Stephen J. Hadley, the national security adviser, told reporters after the meeting that the Saudi program was "a very good plan because it addresses the underlying issue you have when you talk about price, which is an issue of availability of oil and availability of capacity."

But there are doubts about the Saudi assertions about how much oil they have. Data about reserves is tightly guarded, and the Saudis dismiss skeptics as uninformed.

But they do not dismiss Edward O. Price Jr., the former head of exploration for Saudi Aramco and an adviser to the United States government on Persian Gulf oil during both Iraq wars. He questioned future reliance on Saudi capacity in an article in The New York Times last year and wanted to know from his former colleagues how they reached their estimate of more than 150 billion barrels of extra oil. Twenty years ago, a detailed study by geologists from four large American oil companies then in partnership with Aramco found little in the way of undiscovered oil resources, he said.

In the United Arab Emirates:

An energy policy report by Vice President Dick Cheney in May 2001 recommended that the president actively support initiatives in Persian Gulf nations allowing foreign investment that could lead to increased production. The United Arab Emirates was cited as one of the few countries that could increase its oil-production capacity.

A status report on Mr. Cheney's task force, released in January by the Energy Department, said administration officials moved to carry out the recommendation in four countries. The U.A.E. was not among them, however, and the president was not mentioned in the report.

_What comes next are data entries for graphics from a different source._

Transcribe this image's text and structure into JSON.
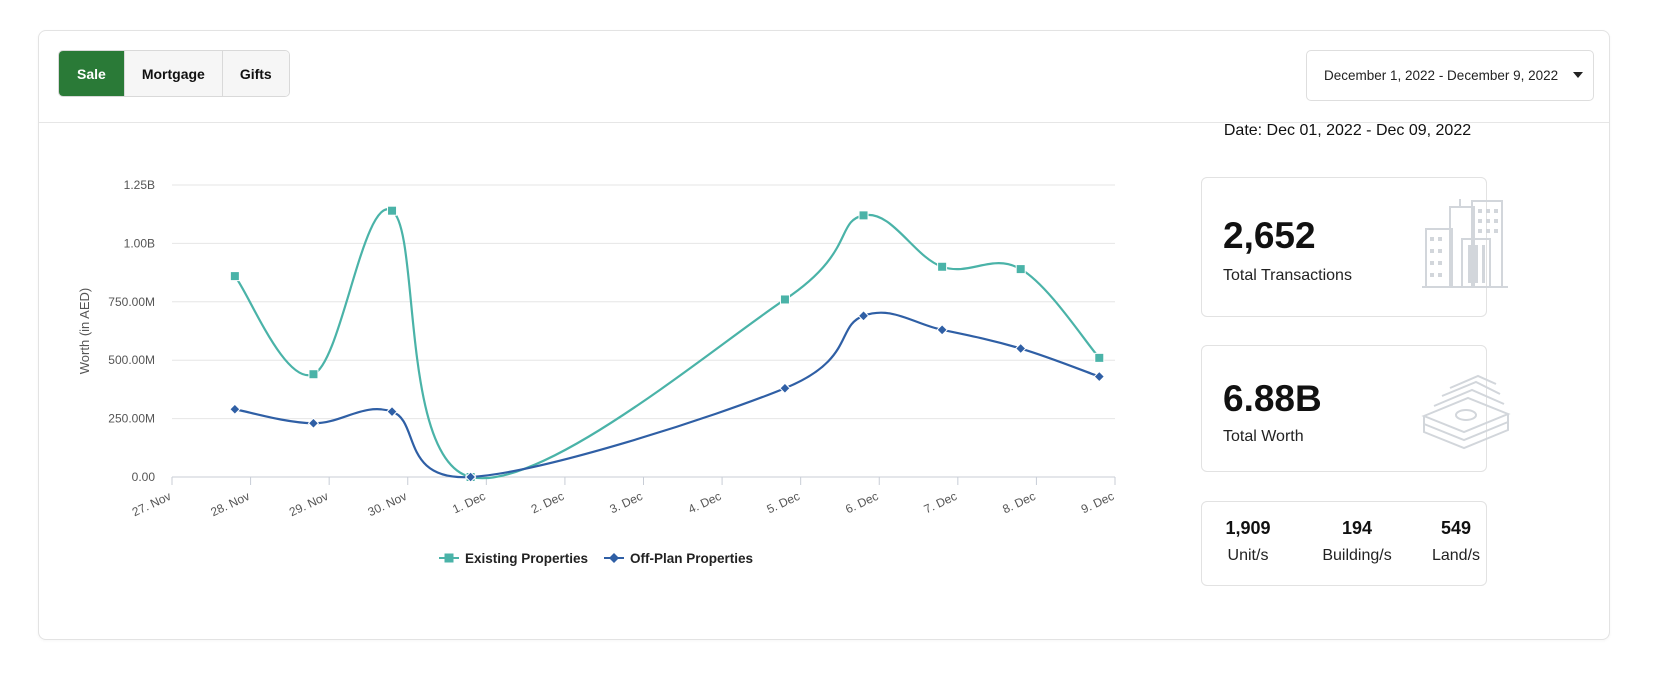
{
  "tabs": [
    {
      "label": "Sale",
      "active": true
    },
    {
      "label": "Mortgage",
      "active": false
    },
    {
      "label": "Gifts",
      "active": false
    }
  ],
  "date_range": {
    "label": "December 1, 2022 - December 9, 2022"
  },
  "summary": {
    "date_label": "Date: Dec 01, 2022 - Dec 09, 2022",
    "transactions": {
      "value": "2,652",
      "label": "Total Transactions"
    },
    "worth": {
      "value": "6.88B",
      "label": "Total Worth"
    },
    "breakdown": [
      {
        "value": "1,909",
        "label": "Unit/s"
      },
      {
        "value": "194",
        "label": "Building/s"
      },
      {
        "value": "549",
        "label": "Land/s"
      }
    ]
  },
  "colors": {
    "accent": "#2a7a37",
    "existing": "#4ab3a8",
    "offplan": "#2f5fa5",
    "icon": "#d2d6db"
  },
  "chart_data": {
    "type": "line",
    "title": "",
    "xlabel": "",
    "ylabel": "Worth (in AED)",
    "ylim": [
      0,
      1.25
    ],
    "y_ticks": [
      {
        "value": 0,
        "label": "0.00"
      },
      {
        "value": 0.25,
        "label": "250.00M"
      },
      {
        "value": 0.5,
        "label": "500.00M"
      },
      {
        "value": 0.75,
        "label": "750.00M"
      },
      {
        "value": 1.0,
        "label": "1.00B"
      },
      {
        "value": 1.25,
        "label": "1.25B"
      }
    ],
    "x_ticks": [
      "27. Nov",
      "28. Nov",
      "29. Nov",
      "30. Nov",
      "1. Dec",
      "2. Dec",
      "3. Dec",
      "4. Dec",
      "5. Dec",
      "6. Dec",
      "7. Dec",
      "8. Dec",
      "9. Dec"
    ],
    "x_range": [
      0,
      12
    ],
    "legend_position": "bottom-center",
    "series": [
      {
        "name": "Existing Properties",
        "marker": "square",
        "points": [
          [
            0.8,
            0.86
          ],
          [
            1.8,
            0.44
          ],
          [
            2.8,
            1.14
          ],
          [
            3.8,
            0.0
          ],
          [
            7.8,
            0.76
          ],
          [
            8.8,
            1.12
          ],
          [
            9.8,
            0.9
          ],
          [
            10.8,
            0.89
          ],
          [
            11.8,
            0.51
          ]
        ]
      },
      {
        "name": "Off-Plan Properties",
        "marker": "diamond",
        "points": [
          [
            0.8,
            0.29
          ],
          [
            1.8,
            0.23
          ],
          [
            2.8,
            0.28
          ],
          [
            3.8,
            0.0
          ],
          [
            7.8,
            0.38
          ],
          [
            8.8,
            0.69
          ],
          [
            9.8,
            0.63
          ],
          [
            10.8,
            0.55
          ],
          [
            11.8,
            0.43
          ]
        ]
      }
    ]
  }
}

When Mr. Bush spoke after the Iraq war with Sheik Zayed bin Sultan al-Nahayan, the emirates' ruler until his death late last year, he discussed security and Iraq, not oil investment issues, according to a Western diplomat, who spoke on condition of not being identified because of the sensitive nature of discussions between heads of state. A White House spokesman declined to comment.

And lastly, in Iraq:

In Iraq, too, the Bush administration's hopes have been disappointed. The removal of Saddam Hussein in 2003 changed Iraq from a pariah into a possible backstop for global oil markets. Soon after the invasion, top administration officials were bullish about Iraq's production: they said it would exceed the prewar level of 2.5 million barrels a day and reach 3 million barrels by the end of 2003 or late 2004.

But a report in July by the Government Accountability Office found that Iraqi production had declined since late 2004 to 2.1 million barrels a day from 2.5 million barrels, despite White House legislative requests for almost $3 billion to restore the oil industry there to its prewar abilities.

An important reason for the decline, the report found, was improper management of the reservoirs. Gary Edson, then a deputy national security adviser, was told two years ago that Iraqi production would drop, not increase, according to an outside report presented to him.

During all this time, the White House dithered -- poo-poohing conservation and alternative energy. The task of dealing with our reliance on foreign oil, and of addressing the very real possibility of "peak oil," was merely left to future generations. So far, the only ones to benefit from the administration's "energy policy" has been Big Oil.

There's been a lot of talk of incompetence within the Bush administration, on the handling of the hurricanes or the badly botched nomination of Harriet Miers. We don't think so. We think these people know exactly what they're doing.

And we can give you about 9.9 billion reasons why.